A Bottle's Soggy Saga

"Six years, four months, and 13 days!" Glenda cried in a Southern accent as thick as honey. "I still can't believe it!"

Glenda Horton of Roswell, Ga., had been vacationing on Scottland Cay in the Bahamas when she found the bottle. It contained the note that Matt had dropped into the ocean off Massachusetts more than six years before.

The note, though water-damaged and stuck to the bottle's inside wall, was legible enough to make out Matt's full name and ZIP code. From that, Glenda found the small town in which we live. She called one night a month after she returned to Georgia.

"All my life I've wanted to find a note in a bottle!" she cried.

As we talked, we began to realize that the bottle had probably made a complete circumnavigation of the Atlantic Ocean - thanks to ocean currents.

The sea may look like one broad expanse of water, but it's not. It's full of currents that run like rivers through it. In the Atlantic, currents run clockwise around the whole northern half of the ocean, like the spin cycle of an enormous washing machine.

People have been studying currents for centuries. In the 1950s, the Woods Hole Oceanographic Institute (WHOI) in Woods Hole, Mass., used notes in bottles to figure out how currents moved around Cape Cod. In 1959, I found a bottle from WHOI that had washed up on Nantucket Island. The note inside told me where and when the bottle had been dropped, and asked that I send it back with a description of where and when I found it. (I got a nice thank-you note in return.)

Tracking abandoned ships

More recently, Phil Richardson, a physical oceanographer at WHOI, has been studying 19th-century charts to plot the paths of derelicts (ships abandoned at sea) in the Gulf Stream currents. WHOI tracked the Fannie E. Wolston for three years as it wound slowly around the North Atlantic Subtropical Gyre, the name of the "spin cycle" current system.

Sailors have always studied currents because they dramatically affect how fast a ship can go. In 1513, the explorer Ponce de Leon was trying to sail south from Florida. Although there was a breeze, his vessel nearly stood still, so strong was the current against it. The ship was caught in the Gulf Stream. Wide, warm, and swift, the Gulf Stream runs along the Atlantic Coast from Florida to New England. In some places, the current goes as fast as 4 knots (about 5 miles per hour). In the south, the water of the Gulf Stream is a brilliant aquamarine, easily distinguishable from the darker ocean on either side.

It was the Gulf Stream that caught Matt's bottle after he dropped it overboard on July 17, 1990. We were sailing from Chesapeake Bay to Castine, Maine, to deliver the boat to its new owners. Matt and Abby, then 7 and 5, were bored. So their father, a seagoing tug captain who from the sea has scooped up a ladder (which we still use), soccer balls, boat bumpers, and even a duck blind, suggested they each write a note and put it in a bottle.

From Cape Cod to Africa

Matt and Abby wrote their names and addresses along with the date, time, and our location - Race Point, the northern tip of Cape Cod. They corked the glass bottles and dropped them in the water about five minutes apart.

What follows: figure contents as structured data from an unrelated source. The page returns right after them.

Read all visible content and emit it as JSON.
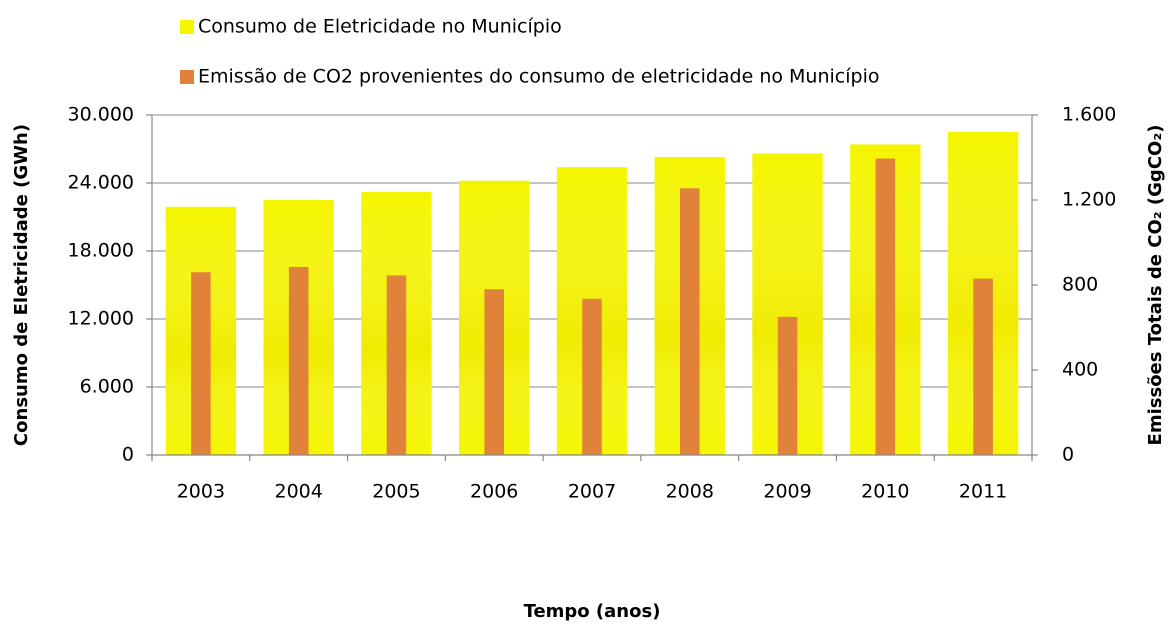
{
  "chart_data": {
    "type": "bar",
    "categories": [
      "2003",
      "2004",
      "2005",
      "2006",
      "2007",
      "2008",
      "2009",
      "2010",
      "2011"
    ],
    "series": [
      {
        "name": "Consumo de Eletricidade no Município",
        "color": "#f5f500",
        "values": [
          21900,
          22500,
          23200,
          24200,
          25400,
          26300,
          26600,
          27400,
          28500
        ]
      },
      {
        "name": "Emissão de CO2 provenientes do consumo de eletricidade no Município",
        "color": "#e0823a",
        "axis": "y2",
        "values": [
          860,
          885,
          845,
          780,
          735,
          1255,
          650,
          1395,
          830
        ]
      }
    ],
    "x_label": "Tempo (anos)",
    "y_label": "Consumo de Eletricidade (GWh)",
    "y2_label": "Emissões Totais de CO₂ (GgCO₂)",
    "ylim": [
      0,
      30000
    ],
    "yticks": [
      0,
      {
        "value": 6000,
        "label": "6.000"
      },
      {
        "value": 12000,
        "label": "12.000"
      },
      {
        "value": 18000,
        "label": "18.000"
      },
      {
        "value": 24000,
        "label": "24.000"
      },
      {
        "value": 30000,
        "label": "30.000"
      }
    ],
    "y2lim": [
      0,
      1600
    ],
    "y2ticks": [
      0,
      400,
      800,
      {
        "value": 1200,
        "label": "1.200"
      },
      {
        "value": 1600,
        "label": "1.600"
      }
    ],
    "grid": true,
    "legend": "top"
  }
}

Two months later, a letter arrived for Abby from Maine. A boy named Sam had picked up her bottle on a beach on Vinalhaven, an island off the Maine coast. Months passed. We assumed Matt's bottle was lost or sunk.

But the current that had taken Abby's bottle to Vinalhaven had separated the two bottles. A different finger of current must have sent Matt's bottle east toward the North Atlantic drift, iceberg territory. Somewhere between 60 and 50 degrees west latitude, the currents divide into broad separate bands, more rivers within the sea. One band goes northeast toward Great Britain, thick with sea traffic. Another feeds into the Antilles Current, which circles the Sargasso Sea in the middle of the Atlantic. Yet another splits off toward northern Africa where it meets the Canary Current that slips along Africa's shore.

Back home, six years later

The Canary Current then sweeps back toward North America. It was probably that current, which scoots past the Bahamas to rejoin the Gulf Stream, that brought Matt's bottle to a beach on Scottland Cay, a small island about 60 miles from Freeport, Grand Bahama Island.

We never dreamed that the bottle Matt dropped into the water six years ago would one day introduce us to a stranger in Georgia. After Glenda phoned, she sent a letter describing where and how she found the bottle. She included what was left of Matt's note. Patches were missing, and it was stained, but we could see how it had led Glenda to us.

Finding a message in a bottle fulfilled a lifelong dream for Glenda. And by contacting us, she had brought the story full circle. Just like the North Atlantic Subtropical Gyre.